This story has been updated to show Ford's "next generation electric truck" will be produced at Blue Oval City, not the Lightning.
When you look at it, the all-electric F-150 Lightning is immediately identifiable as one of Ford Motor Company's signature trucks. When you get behind the wheel and take it out on the road, it's a different story.
The state-of-the-art vehicle combines the features people expect from a pickup truck — significant towing capacity, flatbed storage and the powerful feeling that accompanies driving something the size of a small boat — with the modern amenities drawing an increasing number of drivers to electric vehicles. (When Blue Oval City opens about 50 miles from Memphis, it will produce Ford's "next generation electric truck.")
I got to test drive the Lightning for The Commercial Appeal on Wednesday morning, and it did not disappoint.
Tooling about the streets of Memphis was like gliding, even over the myriad potholes dotting city roads. It did feel a bit of a squeeze to navigate some of the narrower Downtown and Midtown streets, but nothing uncomfortable if you are accustomed to driving a larger car.
Interstate driving was a breeze as well. It was easy to accidentally get up to more than 80 mph without feeling a thing.
Then, with the blessing (and encouragement) of Ford representatives, I took the car onto an empty country road, came to a halt and then floored it. I'd have to consult the photographer riding with me for confirmation, but I believe the first words out of my mouth were some that cannot be printed in this family newspaper.
It goes from 0 to 60 in about 4 seconds and can get you up to 100 mph in just over 6.
The feeling can only be compared to a sports car or a roller-coaster. If you've ever driven a sports car on an open road or ridden the Top Thrill Dragster at Cedar Point, you can estimate the feeling.
The main difference is that the Lightning is completely silent. When I first turned on the car at the Edge Motor Museum, where I started my test drive, I actually had to ask someone from Ford if it was on because it didn't make a sound.
It remained completely silent throughout the half-hour drive regardless of speed, rate of acceleration, rate of braking or whether it was idling at a stop light.
F-150 Lightning features
The base-model truck, which I drove, starts at a little under $40,000 before incentives.

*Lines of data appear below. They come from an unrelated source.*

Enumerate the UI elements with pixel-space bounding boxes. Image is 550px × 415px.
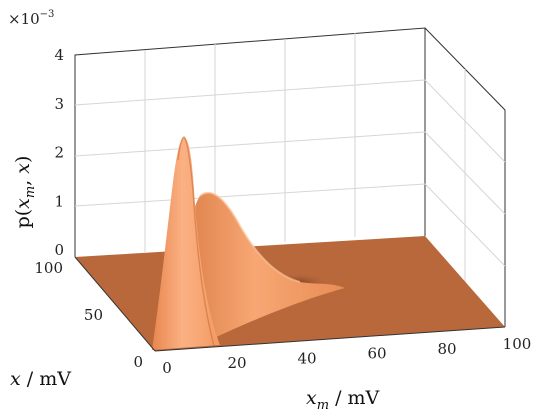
x-axis-label: xm / mV: [306, 387, 380, 413]
x-tick-100: 100: [503, 335, 532, 353]
surface-peak-secondary: [165, 192, 345, 345]
z-tick-4: 4: [54, 46, 64, 64]
y-tick-100: 100: [34, 259, 63, 277]
x-tick-labels: 0 20 40 60 80 100: [162, 335, 531, 377]
surface-peak-main: [152, 137, 220, 350]
x-tick-20: 20: [227, 354, 246, 372]
right-wall-frame: [424, 27, 506, 327]
left-wall-frame: [74, 27, 426, 257]
z-tick-3: 3: [54, 95, 64, 113]
z-tick-0: 0: [54, 241, 64, 259]
x-axis-line: [154, 326, 506, 352]
back-grid-z1: [74, 183, 426, 207]
surface-peak-secondary-ridge: [199, 191, 301, 283]
z-tick-1: 1: [54, 192, 64, 210]
x-tick-60: 60: [367, 345, 386, 363]
y-axis-label: x / mV: [10, 368, 71, 390]
back-grid-z2: [74, 131, 426, 157]
y-tick-50: 50: [84, 306, 103, 324]
surface-peak-main-ridge: [177, 136, 215, 347]
z-tick-labels: 0 1 2 3 4: [54, 46, 64, 259]
y-tick-0: 0: [133, 353, 143, 371]
z-exponent-label: ×10−3: [8, 9, 54, 28]
z-axis-label: p(xm, x): [12, 156, 38, 229]
x-tick-0: 0: [162, 359, 172, 377]
x-tick-40: 40: [297, 349, 316, 367]
z-tick-2: 2: [54, 144, 64, 162]
y-tick-labels: 0 50 100: [34, 259, 143, 371]
x-tick-80: 80: [437, 340, 456, 358]
y-axis-line: [74, 256, 156, 352]
grid-back-walls: [74, 27, 506, 327]
back-grid-z3: [74, 79, 426, 106]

Without the need for an engine, the front of the truck features what in other cars would be called a trunk but in the Lightning is called a frunk. The hood opens up to reveal a storage space large enough to accommodate a grocery load for a family of 12 or two sets of golf clubs — a fact reinforced by the image of two tiny sets of golf clubs under the hood.
The frunk, which can hold up to 400 pounds, also features multiple electric sockets and a USB port to power items for tailgates (or frunkgates), campsites or power tools. At the front of the frunk, a portion of the base lifts up and can be filled with ice and beverages to make a cooler that drains directly out of the frunk and onto the ground.

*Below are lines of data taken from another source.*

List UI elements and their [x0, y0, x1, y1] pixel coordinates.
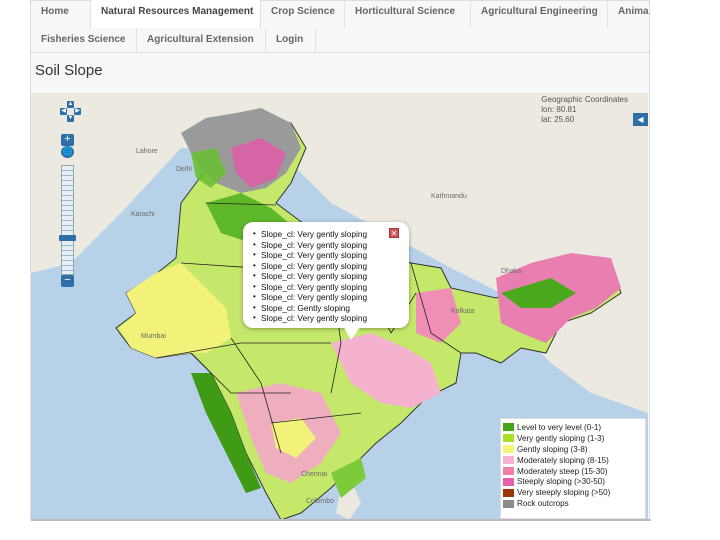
popup-list: Slope_cl: Very gently sloping Slope_cl: …: [251, 229, 409, 324]
legend-row: Very gently sloping (1-3): [503, 433, 645, 444]
map-label-karachi: Karachi: [131, 211, 155, 218]
nav-horticultural-science[interactable]: Horticultural Science: [345, 0, 471, 28]
pan-up-button[interactable]: ▲: [67, 101, 74, 108]
land-north: [31, 93, 648, 293]
popup-item: Slope_cl: Very gently sloping: [253, 292, 409, 303]
map-label-chennai: Chennai: [301, 471, 328, 478]
coords-lat: lat: 25.60: [541, 115, 575, 124]
nav-agricultural-engineering[interactable]: Agricultural Engineering: [471, 0, 608, 28]
map-label-lahore: Lahore: [136, 148, 158, 155]
legend-row: Moderately steep (15-30): [503, 466, 645, 477]
legend-swatch: [503, 423, 514, 432]
nav-crop-science[interactable]: Crop Science: [261, 0, 345, 28]
map-legend: Level to very level (0-1) Very gently sl…: [500, 418, 646, 519]
legend-swatch: [503, 467, 514, 475]
feature-info-popup: Slope_cl: Very gently sloping Slope_cl: …: [243, 222, 409, 340]
legend-label: Very steeply sloping (>50): [517, 488, 611, 498]
secondary-nav: Fisheries Science Agricultural Extension…: [31, 28, 651, 53]
legend-swatch: [503, 456, 514, 465]
popup-item: Slope_cl: Gently sloping: [253, 303, 409, 314]
map-label-dhaka: Dhaka: [501, 268, 522, 275]
legend-label: Very gently sloping (1-3): [517, 433, 605, 443]
popup-tail: [343, 326, 361, 340]
legend-swatch: [503, 477, 514, 486]
pan-down-button[interactable]: ▼: [67, 115, 74, 122]
nav-animal[interactable]: Anima: [618, 6, 649, 17]
legend-swatch: [503, 488, 514, 497]
legend-label: Gently sloping (3-8): [517, 444, 588, 454]
zone-central-pink: [331, 333, 441, 408]
layer-switcher-toggle[interactable]: ◀: [633, 113, 648, 126]
page-bottom-border: [31, 519, 651, 521]
legend-row: Rock outcrops: [503, 498, 645, 509]
zone-southeast-green: [331, 458, 366, 498]
nav-agricultural-extension[interactable]: Agricultural Extension: [137, 28, 266, 52]
pan-control: ▲ ◀ ▶ ▼: [60, 101, 82, 123]
popup-item: Slope_cl: Very gently sloping: [253, 250, 409, 261]
legend-row: Gently sloping (3-8): [503, 444, 645, 455]
popup-item: Slope_cl: Very gently sloping: [253, 282, 409, 293]
coords-title: Geographic Coordinates: [541, 95, 628, 104]
legend-swatch: [503, 445, 514, 454]
page-title: Soil Slope: [35, 62, 103, 79]
popup-item: Slope_cl: Very gently sloping: [253, 271, 409, 282]
nav-natural-resources[interactable]: Natural Resources Management: [91, 0, 261, 28]
legend-label: Rock outcrops: [517, 499, 569, 509]
zone-east-pink: [416, 288, 461, 343]
legend-swatch: [503, 434, 514, 443]
legend-row: Very steeply sloping (>50): [503, 487, 645, 498]
legend-label: Level to very level (0-1): [517, 422, 602, 432]
legend-label: Moderately steep (15-30): [517, 466, 608, 476]
legend-label: Steeply sloping (>30-50): [517, 477, 605, 487]
legend-label: Moderately sloping (8-15): [517, 455, 609, 465]
map-label-kolkata: Kolkata: [451, 308, 475, 315]
nav-home[interactable]: Home: [31, 0, 91, 28]
zoom-in-button[interactable]: +: [61, 134, 74, 146]
popup-item: Slope_cl: Very gently sloping: [253, 313, 409, 324]
zone-northeast-green: [501, 278, 576, 308]
zoom-world-button[interactable]: 🌐: [61, 146, 74, 158]
pan-right-button[interactable]: ▶: [74, 108, 81, 115]
map-label-colombo: Colombo: [306, 498, 335, 505]
nav-login[interactable]: Login: [266, 28, 316, 52]
legend-swatch: [503, 499, 514, 508]
zone-kashmir-pink: [231, 138, 286, 188]
map-label-delhi: Delhi: [176, 166, 192, 173]
legend-row: Level to very level (0-1): [503, 422, 645, 433]
primary-nav: Home Natural Resources Management Crop S…: [31, 0, 651, 28]
coords-lon: lon: 80.81: [541, 105, 577, 114]
zone-yellow-west: [119, 263, 231, 358]
zoom-slider-track[interactable]: [61, 165, 74, 275]
legend-row: Moderately sloping (8-15): [503, 455, 645, 466]
zoom-out-button[interactable]: −: [61, 275, 74, 287]
coordinate-readout: Geographic Coordinates lon: 80.81 lat: 2…: [541, 95, 628, 125]
zone-west-coast: [191, 373, 261, 493]
popup-item: Slope_cl: Very gently sloping: [253, 229, 409, 240]
globe-icon: 🌐: [62, 147, 73, 156]
zoom-slider-thumb[interactable]: [59, 235, 76, 241]
map-label-mumbai: Mumbai: [141, 333, 166, 340]
popup-close-button[interactable]: ✕: [389, 228, 399, 238]
zone-south-yellow: [271, 418, 316, 458]
legend-row: Steeply sloping (>30-50): [503, 476, 645, 487]
popup-item: Slope_cl: Very gently sloping: [253, 240, 409, 251]
map-label-kathmandu: Kathmandu: [431, 193, 467, 200]
pan-left-button[interactable]: ◀: [60, 108, 67, 115]
nav-fisheries-science[interactable]: Fisheries Science: [31, 28, 137, 52]
popup-item: Slope_cl: Very gently sloping: [253, 261, 409, 272]
zone-kashmir-green: [191, 148, 226, 188]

A charging port just in front of the driver-side door can accommodate electric vehicle chargers of any type. A fully-charged battery can take you about 320 miles. In the event of a power outage — something Memphians are familiar with — the truck could fully power a house through a charger installed in the residence for three days.
The truck bed is the same size as the bed on the gas-powered F-150 and also features additional electric sockets.

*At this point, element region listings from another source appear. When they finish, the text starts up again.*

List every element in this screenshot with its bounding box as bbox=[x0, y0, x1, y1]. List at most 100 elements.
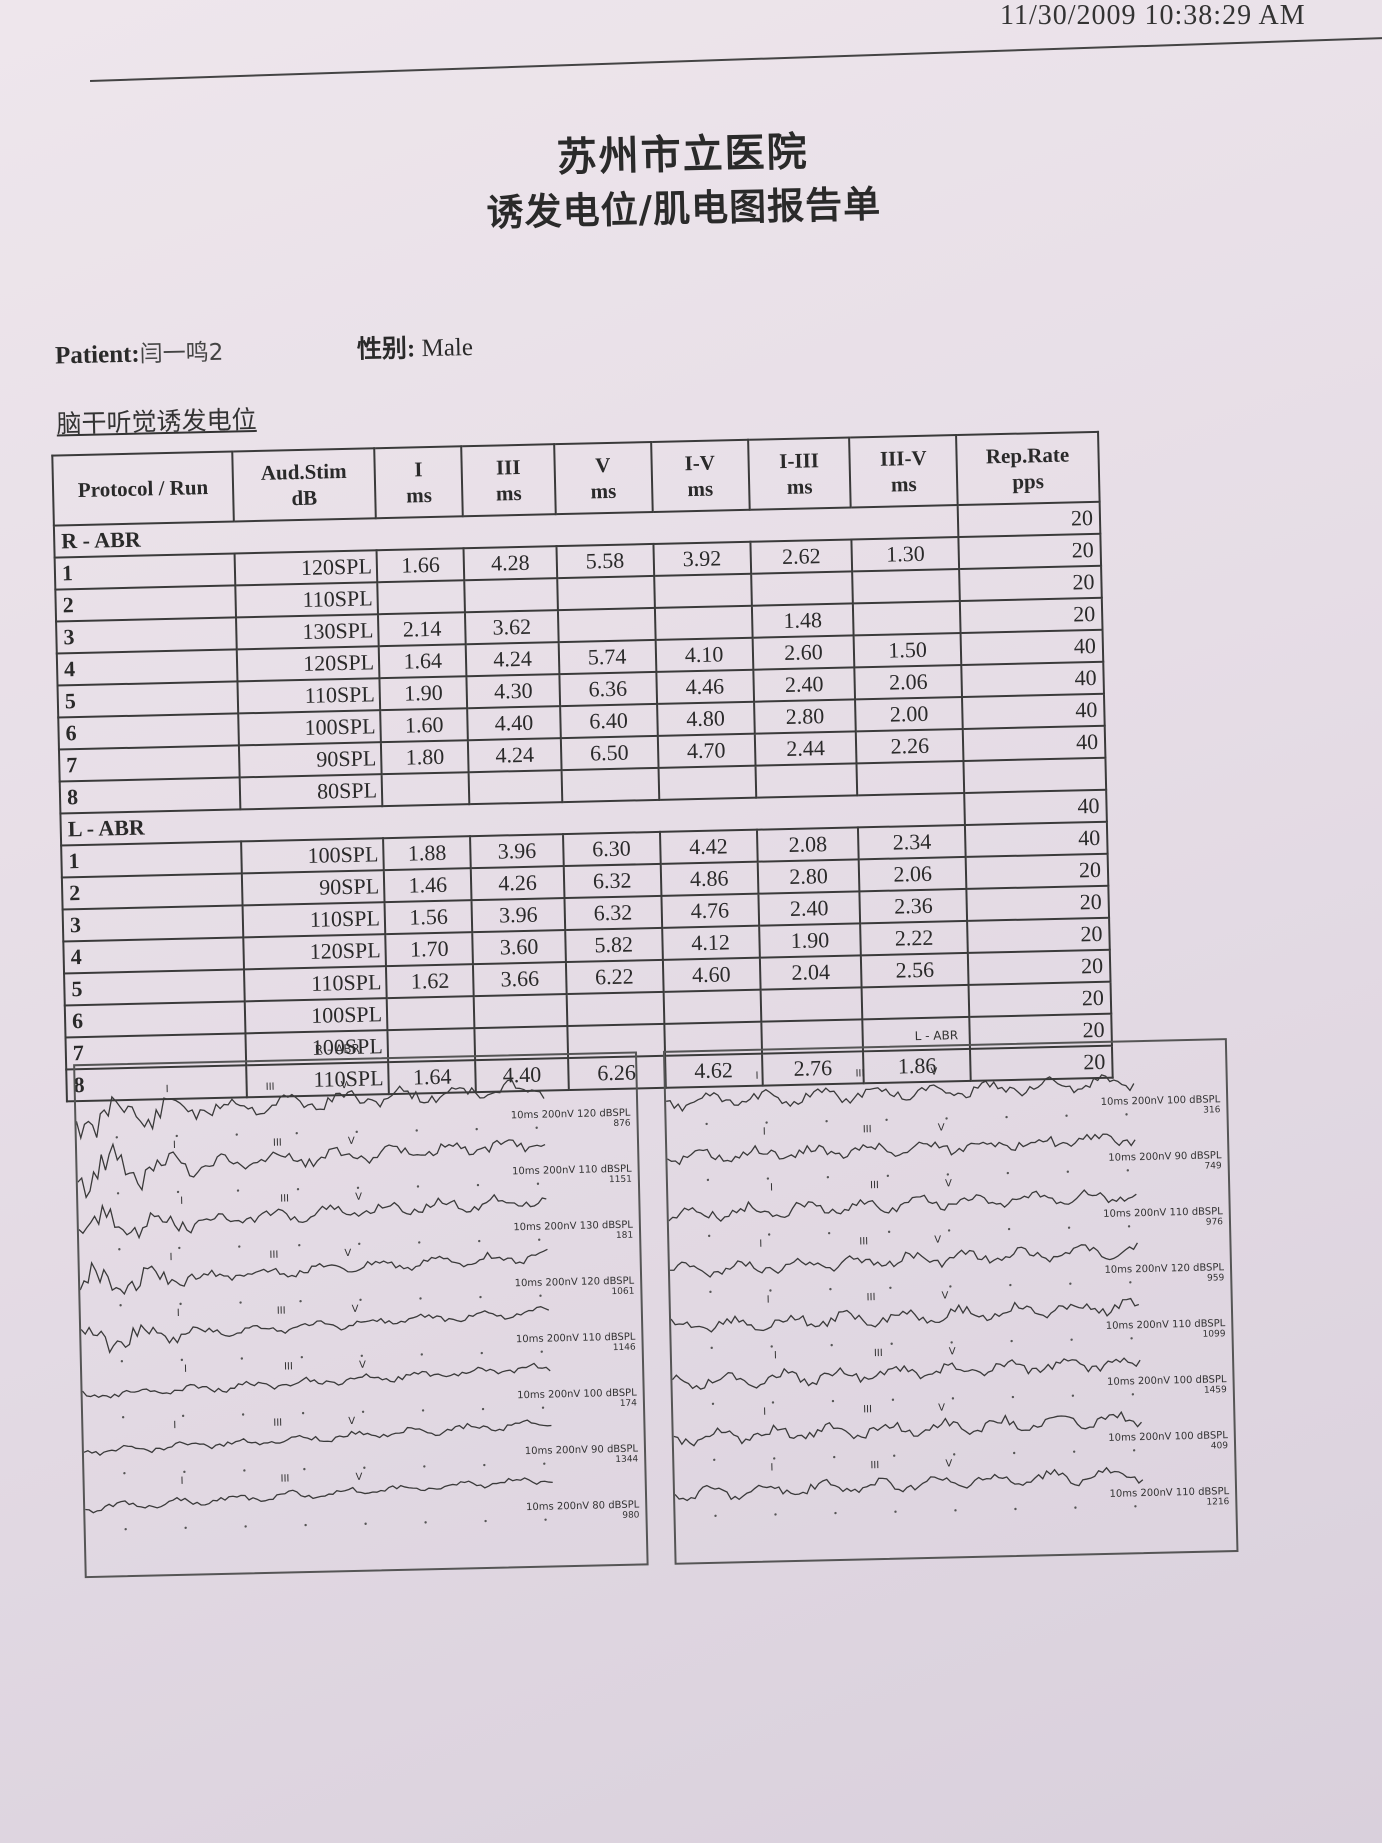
grid-dot bbox=[541, 1406, 545, 1409]
peak-marker-i: I bbox=[769, 1182, 774, 1194]
table-body: R - ABR 20 1 120SPL 1.66 4.28 5.58 3.92 2.62 1.30… bbox=[53, 501, 1113, 1102]
grid-dot bbox=[240, 1357, 244, 1360]
peak-marker-iii: III bbox=[862, 1124, 872, 1136]
table-cell: 110SPL bbox=[242, 902, 386, 938]
peak-marker-iii: III bbox=[272, 1137, 282, 1149]
table-cell: 2.22 bbox=[860, 920, 968, 956]
peak-marker-iii: III bbox=[863, 1404, 873, 1416]
peak-marker-iii: III bbox=[280, 1473, 290, 1485]
table-cell: 20 bbox=[967, 917, 1110, 953]
table-cell: 1.50 bbox=[853, 633, 962, 668]
table-cell bbox=[653, 573, 752, 608]
table-cell: 20 bbox=[968, 981, 1112, 1017]
grid-dot bbox=[765, 1121, 768, 1124]
table-cell: 100SPL bbox=[244, 998, 388, 1034]
table-cell: 5 bbox=[57, 681, 239, 718]
grid-dot bbox=[945, 1117, 948, 1120]
grid-dot bbox=[358, 1242, 361, 1246]
grid-dot bbox=[770, 1345, 773, 1348]
table-cell: 2.40 bbox=[758, 891, 861, 926]
grid-dot bbox=[296, 1187, 300, 1191]
table-cell: 110SPL bbox=[243, 966, 387, 1002]
grid-dot bbox=[769, 1289, 772, 1292]
grid-dot bbox=[1069, 1282, 1072, 1285]
table-cell: 3.60 bbox=[472, 930, 566, 965]
l-abr-waveforms bbox=[666, 1074, 1144, 1518]
table-cell: 4.30 bbox=[466, 674, 560, 709]
peak-marker-i: I bbox=[755, 1070, 759, 1082]
peak-marker-iii: III bbox=[276, 1305, 286, 1317]
column-header-unit: ms bbox=[687, 476, 714, 502]
peak-marker-v: V bbox=[355, 1191, 363, 1203]
table-cell: 2.80 bbox=[753, 699, 857, 734]
abr-trace bbox=[669, 1242, 1138, 1278]
grid-dot bbox=[180, 1358, 184, 1362]
table-cell: 1.70 bbox=[385, 932, 474, 967]
table-cell bbox=[566, 991, 664, 1027]
grid-dot bbox=[181, 1414, 185, 1418]
section-title: 脑干听觉诱发电位 bbox=[56, 404, 257, 439]
grid-dot bbox=[885, 1118, 888, 1122]
column-header-title: III bbox=[495, 454, 521, 480]
peak-marker-v: V bbox=[941, 1290, 949, 1302]
grid-dot bbox=[952, 1453, 956, 1456]
abr-trace bbox=[75, 1078, 545, 1141]
grid-dot bbox=[124, 1527, 127, 1531]
table-cell: 2.08 bbox=[756, 827, 860, 862]
column-header-title: I-V bbox=[684, 450, 716, 476]
grid-dot bbox=[1009, 1283, 1012, 1287]
table-cell: 40 bbox=[962, 725, 1106, 761]
sex-label: 性别: bbox=[356, 335, 416, 364]
abr-trace bbox=[671, 1357, 1141, 1390]
grid-dot bbox=[707, 1234, 711, 1238]
table-cell: 110SPL bbox=[237, 678, 381, 714]
peak-marker-v: V bbox=[937, 1122, 945, 1134]
peak-marker-i: I bbox=[176, 1307, 180, 1319]
grid-dot bbox=[709, 1290, 712, 1294]
l-abr-waveform-panel: L - ABR 10ms 200nV 100 dBSPL 316 I III V 10ms… bbox=[662, 1028, 1239, 1565]
trace-label: 10ms 200nV 130 dBSPL 181 bbox=[513, 1220, 633, 1244]
grid-dot bbox=[536, 1182, 540, 1185]
table-cell: 1.90 bbox=[379, 676, 468, 711]
table-cell: 4.28 bbox=[463, 546, 557, 581]
table-cell bbox=[853, 601, 961, 636]
table-cell bbox=[556, 575, 655, 611]
grid-dot bbox=[184, 1526, 187, 1530]
grid-dot bbox=[833, 1455, 836, 1459]
table-cell: 3 bbox=[62, 905, 244, 942]
grid-dot bbox=[423, 1465, 426, 1468]
table-cell bbox=[464, 578, 558, 613]
grid-dot bbox=[1131, 1393, 1135, 1396]
table-cell: 100SPL bbox=[238, 710, 381, 746]
table-cell: 1.64 bbox=[378, 644, 467, 679]
grid-dot bbox=[115, 1136, 118, 1139]
grid-dot bbox=[949, 1285, 952, 1288]
peak-marker-i: I bbox=[770, 1462, 774, 1474]
column-header-title: Aud.Stim bbox=[260, 458, 347, 485]
abr-trace bbox=[77, 1139, 546, 1200]
grid-dot bbox=[481, 1407, 485, 1411]
grid-dot bbox=[478, 1239, 481, 1243]
grid-dot bbox=[1130, 1337, 1133, 1340]
table-cell: 2.40 bbox=[752, 667, 856, 702]
column-header: Aud.Stim dB bbox=[232, 448, 376, 522]
grid-dot bbox=[1125, 1113, 1128, 1116]
column-header-unit: ms bbox=[405, 482, 433, 508]
table-cell bbox=[861, 984, 970, 1020]
grid-dot bbox=[360, 1354, 363, 1357]
patient-name: 闫一鸣2 bbox=[139, 339, 224, 368]
column-header-title: I bbox=[414, 457, 423, 482]
peak-marker-v: V bbox=[355, 1471, 363, 1483]
peak-marker-v: V bbox=[938, 1402, 946, 1414]
group-rate: 40 bbox=[964, 789, 1107, 825]
grid-dot bbox=[475, 1127, 478, 1131]
grid-dot bbox=[773, 1457, 776, 1460]
table-cell: 2.26 bbox=[856, 728, 964, 764]
peak-marker-i: I bbox=[180, 1475, 184, 1487]
table-cell: 40 bbox=[960, 629, 1104, 666]
table-cell: 2.06 bbox=[859, 856, 967, 892]
grid-dot bbox=[476, 1183, 480, 1187]
grid-dot bbox=[355, 1130, 358, 1134]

Inside, the Lighting has five seats. The back row of three seats can fold down or up to give extended storage to fit objects as large as dog crates. In the front, a touchscreen allows for control of just about anything you could think of.
There are relatively standard features like music and maps. If on a long road trip the car's GPS will automatically include stops at charging stations where needed along the route. It's compatible with all the in-vogue virtual assistants like Apple's Siri and Amazon's Alexa.
BLUE OVAL CITY NEWS: Ford announces $16.5 million partnership with University of Tennessee
You can also switch between driving modes — off-road, 4-wheel-drive, etc. — see how much more weight your truck can hold in the cab, the bed or in towing capacity and myriad cameras show you what is behind and in front of you and even give you a view of what it would be like hovering over the truck looking down.
From the touchscreen you can also control when to shut off charging ports within the cab to conserve battery life. For example, you can set the car to cut off power to the outlets once you get to 100 miles of battery charge left.
Extra amenities can be added to the truck ranging from locking storage under the back-row to full-body massagers in the seats.
All-in-all, the only negative from my test drive was that I had to return the truck.